„Divi-Gate“: Betrugsverdacht in Krankenhäusern weiter unaufgeklärt

In der Pandemie hat die Politik die Krankenhäuser mit Milliarden Euro subventioniert. 10,2 Milliarden Euro flossen an sogenannten Ausgleichszahlungen, 686 Millionen Euro für neue Intensivbetten. Doch bis heute ist nicht geklärt, ob zu Recht. Der Bundesrechnungshof legte im Juni sogar einen Bericht vor, in dem er den Betrugsverdacht nährte. Divi-Gate – so wird der Verdacht seither genannt. Die Aufklärung kommt nicht voran.

Quelle: https://www.mdr.de/nachrichten/deutschland/politik/corona-intensivbetten-betrugsverdacht-divigate-100.html


Vor allem die Helios-Kliniken stechen hervor: Fast 170 Millionen Euro flossen in der Pandemie in die 20 Krankenhäuser des Konzerns in Mitteldeutschland, allein 31 Millionen Euro ins Helios-Klinikum Erfurt. Aber auch das Park-Klinikum in Leipzig und die Krankenhäuser in Mansfeld-Südharz erhielten laut Bundesgesundheitsministerium zweistellige Millionenbeträge. Zurecht?
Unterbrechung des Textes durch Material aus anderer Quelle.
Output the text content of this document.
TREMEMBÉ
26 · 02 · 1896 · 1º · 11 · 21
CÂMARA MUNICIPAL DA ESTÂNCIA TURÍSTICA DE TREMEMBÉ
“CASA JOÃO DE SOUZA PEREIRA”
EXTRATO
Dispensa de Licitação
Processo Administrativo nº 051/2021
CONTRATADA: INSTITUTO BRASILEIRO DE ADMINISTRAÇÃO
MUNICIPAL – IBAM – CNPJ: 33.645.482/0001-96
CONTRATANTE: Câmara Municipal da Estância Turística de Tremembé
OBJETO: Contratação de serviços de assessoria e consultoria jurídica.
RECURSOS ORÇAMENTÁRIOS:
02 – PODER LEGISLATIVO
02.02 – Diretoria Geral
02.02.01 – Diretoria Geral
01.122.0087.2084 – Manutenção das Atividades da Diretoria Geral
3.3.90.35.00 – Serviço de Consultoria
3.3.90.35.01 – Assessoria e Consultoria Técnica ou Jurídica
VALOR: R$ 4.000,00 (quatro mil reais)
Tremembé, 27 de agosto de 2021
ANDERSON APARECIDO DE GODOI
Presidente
Oder hat der Konzern mit falschen Zahlen Fördermittel erschummelt? Helios will dazu keine Stellung nehmen. Das Unternehmen teilt schriftlich mit: "Bitte haben Sie Verständnis, dass wir aktuell kein Interview zum angefragten Thema geben werden."

Politik machte Gelder laut Experten zu leicht zugänglich
Auch andere private Klinikkonzerne wie SRH oder Ameos bekamen in Mitteldeutschland zweistellige Millionenbeträge, ebenso die Universitätskliniken. Der Verdacht, mit falschen Angaben Subventionen kassiert zu haben, steht dabei bis heute im Raum. Experten weisen immer wieder daraufhin, dass die Politik die Gelder viel zu leicht zur Verfügung gestellt hat.

So wie der Infektiologe Matthias Schrappe, der schon vor reichlich einem halben Jahr falsche Intensivbettenzahlen vermutet hatte: "Der Krankenhaus-Schutzschirm 2020 hat den Krankenhäusern in Deutschland das erfolgreichste Jahr in der Geschichte der Bundesrepublik in den Bilanzen beschert. Helios hat die höchste Dividende seit Bestehen des Konzerns ausgeschüttet."
Kliniken könnten falsche Angaben bei Bettenknappheit gemacht haben
Dabei geht es vor allem um zwei Subventionen – die erste: Ausgleichszahlungen. Das sind Gelder, mit denen der Bund bis heute Kliniken dafür entschädigt, dass sie Betten für Covid-Patienten freihalten. Die Idee dahinter ist eigentlich gut: Werden irgendwo Betten knapp, gibt es einen finanziellen Ausgleich, damit Krankenhäuser andere Aufnahmen oder OPs verschieben.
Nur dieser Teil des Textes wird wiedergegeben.